CTやMRIなど大きな機械で検査する時に不安を抱えている患者さまもいます。その不安に寄り添い、丁寧に説明することで、「あなたのおかげで安心して検査を受けることができました。」と言われたときはとても嬉しく思いました。
他にも働き始めて必要だと気付いたことがあります。それは撮影するだけで終わってはいけないということです。撮影した写真をチェックして、自分なりにどういう状態か考えます。
技師同士、「私はこう考えるけどどう思いますか?」という意見交換もします。「撮りっぱなしにしない」ということはとても大切です。なぜなら緊急性の高い疾患の場合、少しでも早く医師に伝えることで、治療開始が早くなります。このようにチームで動く医療に携われることはとても素晴らしいことだと思います。
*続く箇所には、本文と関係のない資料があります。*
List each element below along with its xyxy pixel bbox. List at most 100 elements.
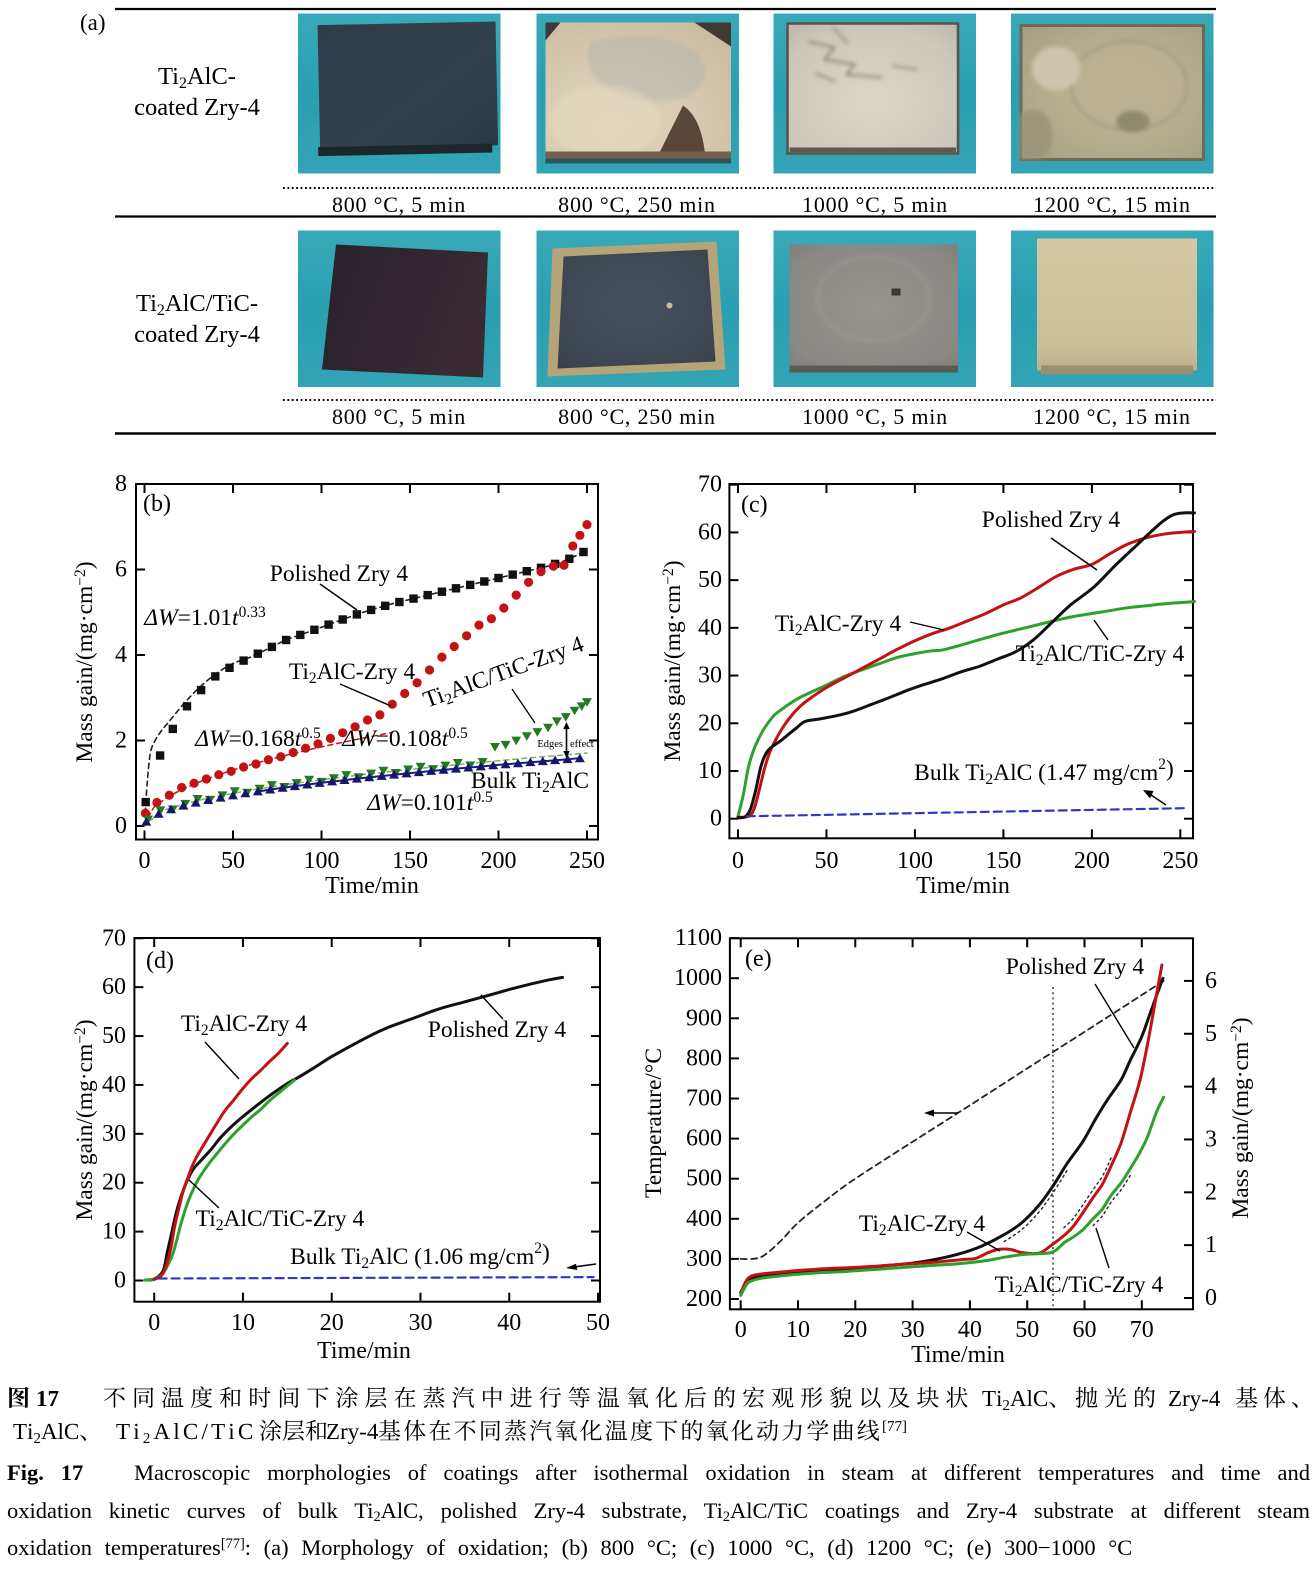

私の姪が現在技師養成学校の二年生です。放射線技師になりたいと志してくれる学生がたくさんいることをとても嬉しく思います。私たち診療放射線技師にとって大切なことは患者さまのためにより良い医療を提供したいという気持ち、そしてそのためにチームで協力、連携することです。日々進歩する医療の発展にアンテナを張り、常に自分自身も技師として改善、前進することを心掛けています。